Aveos ferme des usines dans trois villes canadiennes, dont celle de Montréal

Aveos Layoffs Workers Montreal

Première Publication: 19/03/2012 06:18 Mis à jour: 21/03/2012 11:59

MONTRÉAL - Aveos blâme Air Canada (TSX:AC.B) pour les difficultés financières qui l'ont forcée à se placer sous la protection de la Loi sur les arrangements avec les créanciers des compagnies (LACC) et à fermer, du moins temporairement, ses ateliers, semant l'incertitude au sein de ses 2600 employés, dont 1800 à Montréal.

En réclamant cette protection, lundi devant la Cour supérieure à Montréal, Aveos a indiqué qu'Air Canada, son plus important client, l'avait placée dans une position intenable.

«Depuis le début de 2012, Air Canada a réduit, reporté et annulé des travaux d'entretien avec Aveos, ce qui a résulté en une perte de revenus de 16 millions $ en moins de deux mois», a affirmé l'entreprise dans sa demande.

«Bien qu'Aveos était prêt et capable d'effectuer les travaux prévus, la perte de ces travaux a été dévastatrice pour la situation financière d'Aveos», poursuit-on dans le document.

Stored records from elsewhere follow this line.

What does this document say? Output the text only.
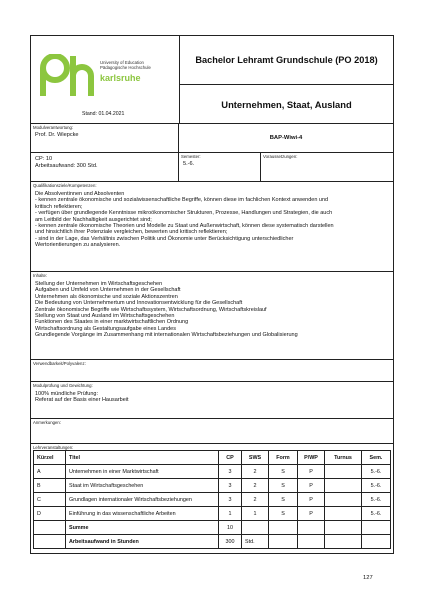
University of Education
Pädagogische Hochschule
karlsruhe
Stand: 01.04.2021
Bachelor Lehramt Grundschule (PO 2018)
Unternehmen, Staat, Ausland
Modulverantwortung:
Prof. Dr. Wiepcke	BAP-Wiwi-4
CP: 10
Arbeitsaufwand: 300 Std.
Semester:
5.-6.
Voraussetzungen:
Qualifikationsziele/Kompetenzen:
Die Absolventinnen und Absolventen
- kennen zentrale ökonomische und sozialwissenschaftliche Begriffe, können diese im fachlichen Kontext anwenden und
kritisch reflektieren;
- verfügen über grundlegende Kenntnisse mikroökonomischer Strukturen, Prozesse, Handlungen und Strategien, die auch
am Leitbild der Nachhaltigkeit ausgerichtet sind;
- kennen zentrale ökonomische Theorien und Modelle zu Staat und Außenwirtschaft, können diese systematisch darstellen
und hinsichtlich ihrer Potenziale vergleichen, bewerten und kritisch reflektieren;
- sind in der Lage, das Verhältnis zwischen Politik und Ökonomie unter Berücksichtigung unterschiedlicher
Wertorientierungen zu analysieren.
Inhalte:
Stellung der Unternehmen im Wirtschaftsgeschehen
Aufgaben und Umfeld von Unternehmen in der Gesellschaft
Unternehmen als ökonomische und soziale Aktionszentren
Die Bedeutung von Unternehmertum und Innovationsentwicklung für die Gesellschaft
Zentrale ökonomische Begriffe wie Wirtschaftssystem, Wirtschaftsordnung, Wirtschaftskreislauf
Stellung von Staat und Ausland im Wirtschaftsgeschehen
Funktionen des Staates in einer marktwirtschaftlichen Ordnung
Wirtschaftsordnung als Gestaltungsaufgabe eines Landes
Grundlegende Vorgänge im Zusammenhang mit internationalen Wirtschaftsbeziehungen und Globalisierung
Verwendbarkeit/Polyvalenz:
Modulprüfung und Gewichtung:
100% mündliche Prüfung:
Referat auf der Basis einer Hausarbeit
Anmerkungen:
Lehrveranstaltungen:
Kürzel	Titel	CP	SWS	Form	P/WP	Turnus	Sem.
A	Unternehmen in einer Marktwirtschaft	3	2	S	P		5.-6.
B	Staat im Wirtschaftsgeschehen	3	2	S	P		5.-6.
C	Grundlagen internationaler Wirtschaftsbeziehungen	3	2	S	P		5.-6.
D	Einführung in das wissenschaftliche Arbeiten	1	1	S	P		5.-6.
	Summe	10					
	Arbeitsaufwand in Stunden	300	Std.				
127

Air Canada a dit tard lundi avoir proposé à Aveos un financement de l'ordre de 15 millions $. Le transporteur a indiqué dans un communiqué qu'il déposerait également la proposition de ce «fonds d'urgence» devant le juge qui préside les audiences.

«Le financement du débiteur-exploitant, qui est en grande partie semblable à l'offre déposée par Air Canada cette fin de semaine, a pour but d'aider à stabiliser Aveos, (...) afin que sa restructuration se fasse de manière plus ordonnée», affirme Air Canada.

Le transporteur soutient que cette «stabilisation devrait permettre à Aveos de rouvrir certaines de ses installations et de rappeler certains de ses employés», tout en permettant aussi à Air Canada d'«ajouter des travaux de maintenance au cours des jours et semaines à venir».

Le financement doit être approuvé à la fois par Aveos et par le tribunal, ajoute le communiqué.

Air Canada est le plus important client d'Aveos, représentant environ 90 pour cent de ses activités d'entretien.

Aveos a présentement trois gros porteurs d'Air Canada en réparation à ses installations de Montréal et Vancouver.

Un avocat d'Air Canada était venu affirmer devant le tribunal que le défaut de compléter ces réparations d'ici deux semaines pourrait se traduire par de nombreuses annulations de vols.

Or, dans les heures précédentes, Air Canada avait publié un communiqué soutenant exactement le contraire.

«Air Canada a un plan de contingence lui permettant d'assurer la continuité de ces travaux, lesquels continueront d'être exécutés conformément à toutes les exigences légales et réglementaires, écrivait-on. Si Aveos n'est pas en mesure d'assurer les services prévus, Air Canada est prête à prendre des dispositions avec différents fournisseurs principalement installés au Canada et aux États-Unis et avec lesquels elle entretient des relations depuis longtemps.»

Le transporteur précisait que ces événements, qu'il qualifiait de «décevants», n'avaient aucune incidence sur ses activités quotidiennes d'entretien, qui sont toujours effectuées par ses propres 2300 employés de maintenance.

Dans ce même communiqué, Air Canada se dégageait de toute responsabilité face à Aveos, rappelant qu'il avait vendu sa division des services techniques en 2004 et que celle-ci a été revendue en 2007 à un consortium d'investisseurs privés et que sa main-d'oeuvre est indépendante de celle d'Air Canada et régie par une convention collective distincte.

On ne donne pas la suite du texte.